Step 4: Text-to-image search

SELECT
    id,
    image_name,
    approx_euclidean_distance(
        embedding,
        ai_embed('qwen3_vl_embedding', 'concert photo')
    ) as text_img_distance
FROM image_vector_table
ORDER BY text_img_distance ASC
LIMIT 5;

-- Sample result
--  id | image_name   | text_img_distance
-- ----+--------------+-------------------
--   1 | concert.webp |          8.123456
--   3 | dog.jpg      |         22.345678
--   2 | cat.png      |         25.678901

Considerations

  • Model selection

    • Image embedding requires a multimodal model such as qwen3_vl_embedding (2560 dimensions) or tongyi_embedding_vision_plus (1152 dimensions).

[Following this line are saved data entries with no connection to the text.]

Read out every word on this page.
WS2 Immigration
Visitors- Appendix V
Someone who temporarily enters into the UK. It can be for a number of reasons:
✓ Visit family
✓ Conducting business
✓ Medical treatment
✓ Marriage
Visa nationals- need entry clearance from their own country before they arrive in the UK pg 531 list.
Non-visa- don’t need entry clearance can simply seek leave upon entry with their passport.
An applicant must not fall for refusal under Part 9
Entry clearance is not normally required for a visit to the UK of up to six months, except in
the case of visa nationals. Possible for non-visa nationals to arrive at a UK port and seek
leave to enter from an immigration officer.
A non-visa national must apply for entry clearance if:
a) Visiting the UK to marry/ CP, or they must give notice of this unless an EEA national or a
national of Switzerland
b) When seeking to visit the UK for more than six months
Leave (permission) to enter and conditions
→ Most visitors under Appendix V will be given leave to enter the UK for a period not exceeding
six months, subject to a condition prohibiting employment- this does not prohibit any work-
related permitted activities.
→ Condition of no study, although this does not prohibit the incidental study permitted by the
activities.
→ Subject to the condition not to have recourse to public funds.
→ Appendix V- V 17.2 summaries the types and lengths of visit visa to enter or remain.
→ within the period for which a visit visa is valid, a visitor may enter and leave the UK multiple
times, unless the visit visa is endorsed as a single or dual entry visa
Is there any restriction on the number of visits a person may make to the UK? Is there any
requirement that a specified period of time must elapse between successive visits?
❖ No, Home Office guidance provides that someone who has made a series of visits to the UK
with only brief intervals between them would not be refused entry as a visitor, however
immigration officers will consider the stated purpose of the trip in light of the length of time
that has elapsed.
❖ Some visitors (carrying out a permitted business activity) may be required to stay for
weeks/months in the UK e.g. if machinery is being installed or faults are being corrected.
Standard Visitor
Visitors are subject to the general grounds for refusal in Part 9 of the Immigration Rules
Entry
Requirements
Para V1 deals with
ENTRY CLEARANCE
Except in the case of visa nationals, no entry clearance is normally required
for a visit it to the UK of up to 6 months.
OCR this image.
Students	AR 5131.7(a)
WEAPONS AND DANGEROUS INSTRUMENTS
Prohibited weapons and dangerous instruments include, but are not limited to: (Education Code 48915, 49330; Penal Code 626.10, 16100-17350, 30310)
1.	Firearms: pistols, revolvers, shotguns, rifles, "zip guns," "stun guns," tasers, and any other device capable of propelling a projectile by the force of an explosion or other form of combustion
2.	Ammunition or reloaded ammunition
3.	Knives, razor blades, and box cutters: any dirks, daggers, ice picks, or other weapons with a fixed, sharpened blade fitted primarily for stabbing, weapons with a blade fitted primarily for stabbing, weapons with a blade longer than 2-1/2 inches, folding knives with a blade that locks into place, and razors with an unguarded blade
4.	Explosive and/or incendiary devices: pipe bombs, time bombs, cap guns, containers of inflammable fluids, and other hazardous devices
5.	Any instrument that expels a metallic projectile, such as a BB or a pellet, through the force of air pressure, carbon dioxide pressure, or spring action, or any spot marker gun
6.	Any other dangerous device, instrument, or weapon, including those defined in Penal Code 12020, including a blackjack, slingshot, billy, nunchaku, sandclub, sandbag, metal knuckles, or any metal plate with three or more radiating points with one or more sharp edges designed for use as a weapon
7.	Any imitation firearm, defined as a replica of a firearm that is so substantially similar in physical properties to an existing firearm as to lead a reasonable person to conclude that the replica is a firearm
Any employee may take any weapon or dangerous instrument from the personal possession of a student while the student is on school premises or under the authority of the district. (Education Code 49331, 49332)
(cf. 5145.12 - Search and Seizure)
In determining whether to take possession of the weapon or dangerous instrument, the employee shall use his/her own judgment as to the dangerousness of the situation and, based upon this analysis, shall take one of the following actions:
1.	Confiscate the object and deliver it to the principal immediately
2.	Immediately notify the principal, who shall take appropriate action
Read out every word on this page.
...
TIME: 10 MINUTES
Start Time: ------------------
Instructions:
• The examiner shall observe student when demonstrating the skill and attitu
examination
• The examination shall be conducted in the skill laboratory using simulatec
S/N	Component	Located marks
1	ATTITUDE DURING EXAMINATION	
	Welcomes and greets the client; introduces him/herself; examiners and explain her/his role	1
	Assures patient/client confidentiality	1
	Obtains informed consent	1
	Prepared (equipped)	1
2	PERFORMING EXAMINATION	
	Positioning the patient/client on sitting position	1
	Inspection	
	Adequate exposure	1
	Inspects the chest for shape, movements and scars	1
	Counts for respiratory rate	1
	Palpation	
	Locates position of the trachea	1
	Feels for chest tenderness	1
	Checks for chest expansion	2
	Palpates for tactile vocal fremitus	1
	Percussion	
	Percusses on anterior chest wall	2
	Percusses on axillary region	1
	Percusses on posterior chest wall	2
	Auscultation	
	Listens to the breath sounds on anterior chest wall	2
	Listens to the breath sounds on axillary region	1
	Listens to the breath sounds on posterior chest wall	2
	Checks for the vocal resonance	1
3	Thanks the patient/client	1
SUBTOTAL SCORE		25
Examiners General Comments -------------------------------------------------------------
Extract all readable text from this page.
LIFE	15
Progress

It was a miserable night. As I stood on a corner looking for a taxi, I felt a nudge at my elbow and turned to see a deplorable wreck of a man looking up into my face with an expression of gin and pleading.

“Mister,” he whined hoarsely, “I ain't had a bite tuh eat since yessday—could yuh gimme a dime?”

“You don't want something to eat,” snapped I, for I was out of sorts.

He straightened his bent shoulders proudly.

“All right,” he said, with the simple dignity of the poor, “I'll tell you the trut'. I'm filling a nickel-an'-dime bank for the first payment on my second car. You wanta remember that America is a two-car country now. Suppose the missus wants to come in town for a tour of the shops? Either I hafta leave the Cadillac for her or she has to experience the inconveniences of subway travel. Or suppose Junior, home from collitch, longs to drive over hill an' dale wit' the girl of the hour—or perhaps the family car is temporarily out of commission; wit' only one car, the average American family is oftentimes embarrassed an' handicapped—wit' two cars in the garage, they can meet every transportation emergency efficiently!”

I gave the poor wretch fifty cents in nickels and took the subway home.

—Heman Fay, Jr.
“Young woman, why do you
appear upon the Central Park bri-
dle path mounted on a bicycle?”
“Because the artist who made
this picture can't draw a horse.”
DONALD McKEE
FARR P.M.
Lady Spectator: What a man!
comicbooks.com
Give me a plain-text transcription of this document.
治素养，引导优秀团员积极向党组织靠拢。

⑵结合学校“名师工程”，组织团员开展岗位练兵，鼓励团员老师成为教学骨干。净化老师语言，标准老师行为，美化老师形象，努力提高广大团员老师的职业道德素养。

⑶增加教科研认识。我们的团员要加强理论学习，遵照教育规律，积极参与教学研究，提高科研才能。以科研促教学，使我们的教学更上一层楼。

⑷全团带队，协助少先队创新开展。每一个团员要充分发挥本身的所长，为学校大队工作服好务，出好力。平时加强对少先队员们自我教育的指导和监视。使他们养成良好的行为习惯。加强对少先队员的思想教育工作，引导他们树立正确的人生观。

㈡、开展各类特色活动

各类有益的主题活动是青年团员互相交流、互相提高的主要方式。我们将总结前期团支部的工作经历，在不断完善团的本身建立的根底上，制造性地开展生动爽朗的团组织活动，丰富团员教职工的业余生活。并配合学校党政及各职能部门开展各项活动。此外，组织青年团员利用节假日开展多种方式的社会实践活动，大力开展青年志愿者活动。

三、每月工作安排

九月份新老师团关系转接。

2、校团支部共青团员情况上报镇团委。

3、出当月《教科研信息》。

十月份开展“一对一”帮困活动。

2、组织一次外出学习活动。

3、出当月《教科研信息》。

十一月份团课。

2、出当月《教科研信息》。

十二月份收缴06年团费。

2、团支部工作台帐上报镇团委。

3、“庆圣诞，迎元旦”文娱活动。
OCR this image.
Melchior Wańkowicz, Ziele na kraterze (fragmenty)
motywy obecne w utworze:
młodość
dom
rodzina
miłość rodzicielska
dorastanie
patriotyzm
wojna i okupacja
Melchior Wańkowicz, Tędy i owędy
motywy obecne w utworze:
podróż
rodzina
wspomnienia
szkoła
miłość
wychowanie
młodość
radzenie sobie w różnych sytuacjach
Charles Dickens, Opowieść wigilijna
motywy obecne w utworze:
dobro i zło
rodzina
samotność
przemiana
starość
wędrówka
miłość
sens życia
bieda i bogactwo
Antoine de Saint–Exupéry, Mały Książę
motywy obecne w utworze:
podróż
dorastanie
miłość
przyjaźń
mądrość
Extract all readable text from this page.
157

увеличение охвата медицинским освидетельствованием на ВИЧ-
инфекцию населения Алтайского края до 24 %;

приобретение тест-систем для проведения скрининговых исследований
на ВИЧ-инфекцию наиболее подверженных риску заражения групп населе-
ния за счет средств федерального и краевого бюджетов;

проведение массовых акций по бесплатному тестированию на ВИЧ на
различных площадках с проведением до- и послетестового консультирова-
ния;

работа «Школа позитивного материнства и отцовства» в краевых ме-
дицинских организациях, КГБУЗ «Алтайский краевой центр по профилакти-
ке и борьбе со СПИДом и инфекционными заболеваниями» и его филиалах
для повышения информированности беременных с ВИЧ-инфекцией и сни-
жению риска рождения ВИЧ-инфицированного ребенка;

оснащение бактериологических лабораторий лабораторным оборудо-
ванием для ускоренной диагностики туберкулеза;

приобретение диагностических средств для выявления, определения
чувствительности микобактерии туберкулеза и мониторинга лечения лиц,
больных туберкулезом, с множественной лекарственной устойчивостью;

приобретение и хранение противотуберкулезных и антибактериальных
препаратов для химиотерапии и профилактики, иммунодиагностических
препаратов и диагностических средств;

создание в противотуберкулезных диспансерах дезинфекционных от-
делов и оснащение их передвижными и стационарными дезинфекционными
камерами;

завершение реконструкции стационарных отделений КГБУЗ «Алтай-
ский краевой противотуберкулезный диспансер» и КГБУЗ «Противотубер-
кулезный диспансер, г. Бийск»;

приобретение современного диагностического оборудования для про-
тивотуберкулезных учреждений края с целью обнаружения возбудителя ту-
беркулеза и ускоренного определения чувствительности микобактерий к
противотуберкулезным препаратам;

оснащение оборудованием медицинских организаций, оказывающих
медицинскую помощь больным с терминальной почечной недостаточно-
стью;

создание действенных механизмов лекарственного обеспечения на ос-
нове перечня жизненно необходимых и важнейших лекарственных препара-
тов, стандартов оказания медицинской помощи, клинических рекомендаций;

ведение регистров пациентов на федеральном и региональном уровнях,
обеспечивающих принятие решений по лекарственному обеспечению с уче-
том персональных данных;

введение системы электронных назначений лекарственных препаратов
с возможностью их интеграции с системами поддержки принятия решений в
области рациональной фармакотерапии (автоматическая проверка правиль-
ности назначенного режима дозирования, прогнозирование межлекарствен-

    • Text embedding uses a text-only model such as text_embedding_v4 (1024 dimensions).

  • Vector dimensions

    • Different models return vectors with different dimensions. The CHECK constraint in your table definition must match the model's output dimension.

    • qwen3_vl_embedding: 2560 dimensions.

    • tongyi_embedding_vision_plus: 1152 dimensions.

    • text_embedding_v4: 1024 dimensions.

  • Performance optimization

    • Create an HGraph vector index on the vector column for approximate nearest neighbor searches.

    • For large datasets, use INSERT...SELECT to build vectors offline.

  • Error handling

    • Returns NULL if binary_data is NULL.

    • An error is returned if file_format is not supported.

    • An error is returned if the image is corrupted or in an invalid format.